Politics is a noun; when people in America hear it, they frequently picture some sort of red-white-blue amalgamation, with the NBC logo and some elephants and donkeys thrown into the mix. Politics is not a person and has no face to it – the closest face attached to the word nowadays, however, would probably be that of Donald Trump.
Politics is a being, something to dismiss, something to criticize, something to get excited over, something to blame.
What most people either forget or forget to realize is that politics is also people.
Legislators, lobbyists, governors, mayors, nonprofit founders, business owners, citizen voters make up politics – not Uncle Sam cartoons and Twitter rants.
This past week, I had the opportunity to put a face – actually several – to the word, and be reminded that humans with families and real concerns and opinions, who have succeeded and made mistakes, make up politics. The CAUSE 2019 Leadership Academy cohort traveled to Sacramento for two days to meet with several pivotal members of the California government. As Asian Pacific Americans working in the field of politics, they shared their perspectives on the social future of the country and the unique challenges – as well as advantages – that our community faces in America.
I have always distinctly enjoyed reading biographies, because I love to learn about the unique life stories of others.
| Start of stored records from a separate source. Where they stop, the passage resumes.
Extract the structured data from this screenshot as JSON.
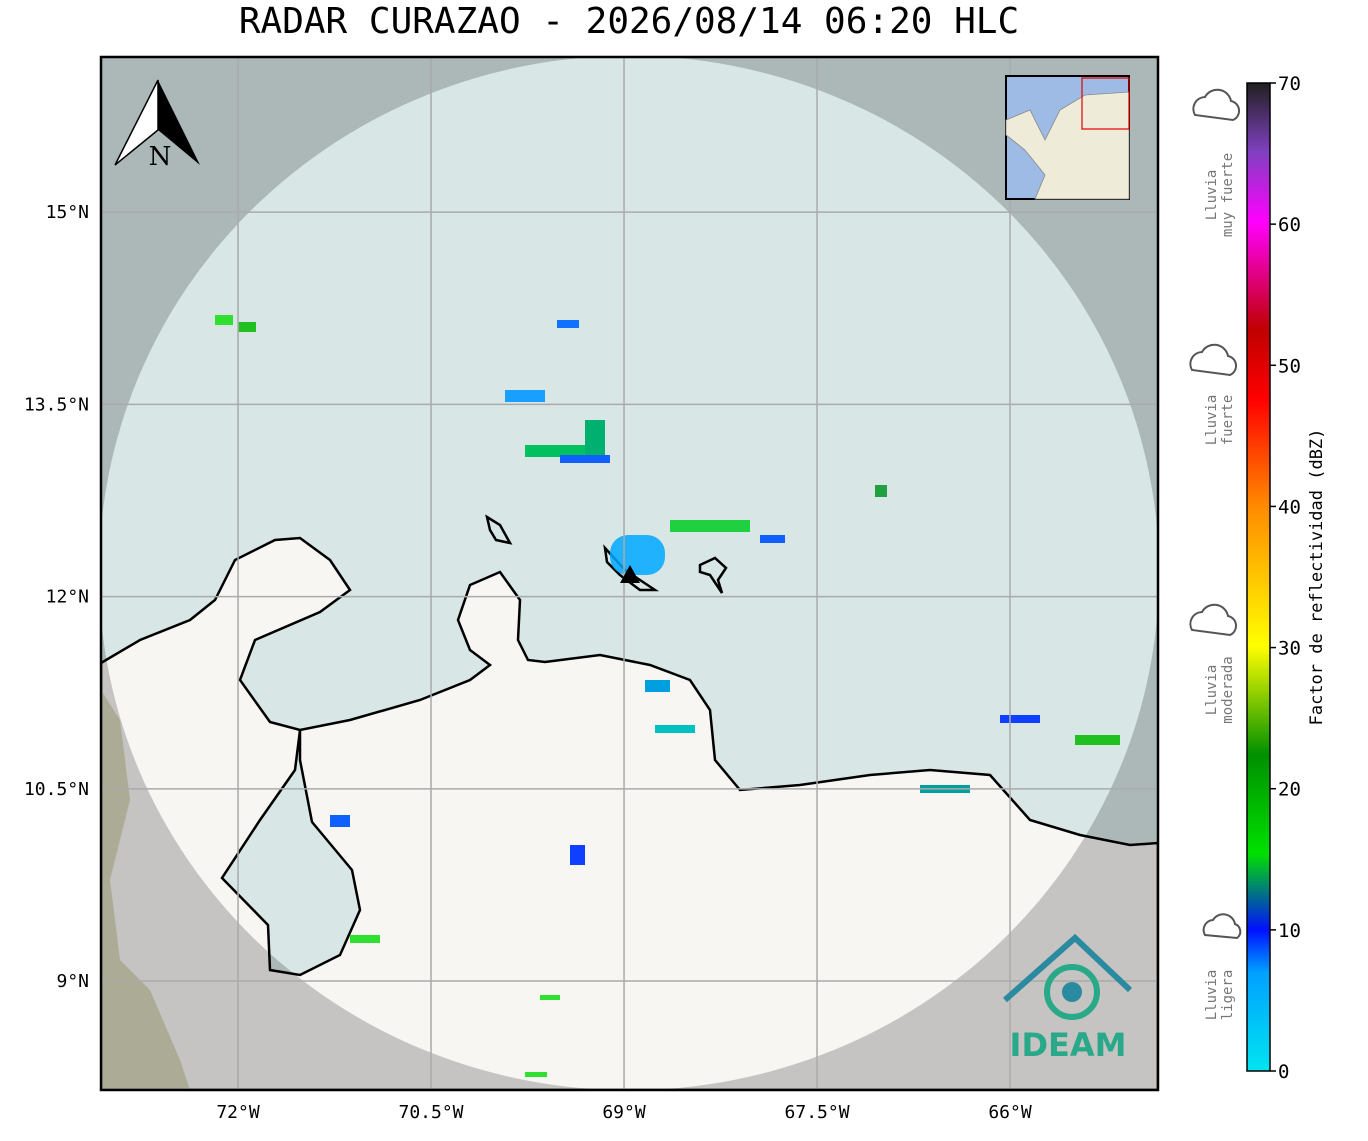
{
  "map": {
    "title": "RADAR CURAZAO - 2026/08/14 06:20 HLC",
    "north_label": "N",
    "lonlim": [
      -73.065,
      -64.85
    ],
    "latlim": [
      8.15,
      16.21
    ],
    "lon_ticks": [
      {
        "value": -72,
        "label": "72°W"
      },
      {
        "value": -70.5,
        "label": "70.5°W"
      },
      {
        "value": -69,
        "label": "69°W"
      },
      {
        "value": -67.5,
        "label": "67.5°W"
      },
      {
        "value": -66,
        "label": "66°W"
      }
    ],
    "lat_ticks": [
      {
        "value": 15,
        "label": "15°N"
      },
      {
        "value": 13.5,
        "label": "13.5°N"
      },
      {
        "value": 12,
        "label": "12°N"
      },
      {
        "value": 10.5,
        "label": "10.5°N"
      },
      {
        "value": 9,
        "label": "9°N"
      }
    ],
    "logo": "IDEAM"
  },
  "colorbar": {
    "label": "Factor de reflectividad (dBZ)",
    "lim": [
      0,
      70
    ],
    "ticks": [
      0,
      10,
      20,
      30,
      40,
      50,
      60,
      70
    ]
  },
  "legend": [
    {
      "lines": [
        "Lluvia",
        "muy fuerte"
      ]
    },
    {
      "lines": [
        "Lluvia",
        "fuerte"
      ]
    },
    {
      "lines": [
        "Lluvia",
        "moderada"
      ]
    },
    {
      "lines": [
        "Lluvia",
        "ligera"
      ]
    }
  ]
}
During our second day in Sacramento, we attended a conference by the API Legislative Caucus, in which several Asian Pacific American legislators stopped by to briefly speak to us about their experiences and answer several questions from the interns.
They talked about their greatest career and personal challenges. The professors and teachers who mentored them. The turning moment in their lives that made them realize they wanted to go into politics. Their favorite sports teams, their childhood hobbies. The members of our government are real people, not simply signatures on bills or digital faces seen on TV or internet articles. They had issues they were more passionate about than others, stories growing up that shaped their current political and personal worldviews, and hopes and dreams for the next generation of API leaders. They had all come to reside in an office in the Sacramento Capitol through very, very different paths.
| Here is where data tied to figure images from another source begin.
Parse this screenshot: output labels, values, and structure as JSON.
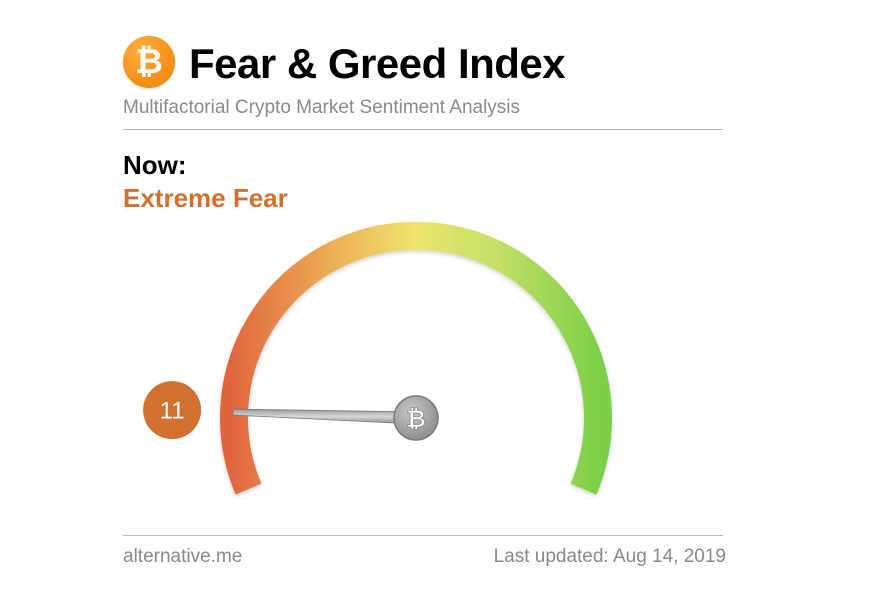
{
  "header": {
    "logo_glyph": "₿",
    "logo_icon": "bitcoin-icon",
    "title": "Fear & Greed Index",
    "subtitle": "Multifactorial Crypto Market Sentiment Analysis"
  },
  "status": {
    "now_label": "Now:",
    "classification": "Extreme Fear",
    "classification_color": "#d2702f"
  },
  "chart_data": {
    "type": "gauge",
    "value": 11,
    "value_label": "11",
    "range": [
      0,
      100
    ],
    "pivot_glyph": "₿",
    "pivot_icon": "bitcoin-icon",
    "badge_color": "#d2702f",
    "gradient_colors": [
      "#e0653e",
      "#edb458",
      "#ede56e",
      "#c3e066",
      "#7ccf48"
    ]
  },
  "footer": {
    "source": "alternative.me",
    "updated_label": "Last updated:",
    "updated_date": "Aug 14, 2019"
  }
}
And they all expressed considerable support for anyone else who wanted to arrive at the same place from other, different routes. I was slightly surprised at the number of Assemblymembers who said something along the lines of, “If you ever need advice or a listening ear or just want to hear more, pop by my office! My door is always open to you.”
Although their lives must be inevitably busy, they took the time out of their day to visit 90+ young interns (many of them high school students – what had I been doing in high school?) and welcome them into their offices at any time.
Politics often gets a bad rap. We demonize politicians, reduce them to the caricatures grossly represented in political cartoons. We often disagree with them – I know I did not necessarily stand on the same spot on the political spectrum as most of the people who came to speak with us. But that didn’t matter. At the end of the day, we are humans above politics.
In that legislative caucus room, we were simply members of the same Asian Pacific American communities. We wanted to see more members of our communities representing the United States, advocating for our interests. We were indignant at the prejudices that had shut us out of the world of politics in the past. We were hopeful that we could change this as leaders of the future. We had different ideas about how to get to where we wanted to be, perhaps even different ideas about where we wanted to be. Some of us would continue to strive to reach that in the government, others perhaps in other spheres.
We the People of the United States of America, wanted a better America. And we were prepared to play our roles in achieving it.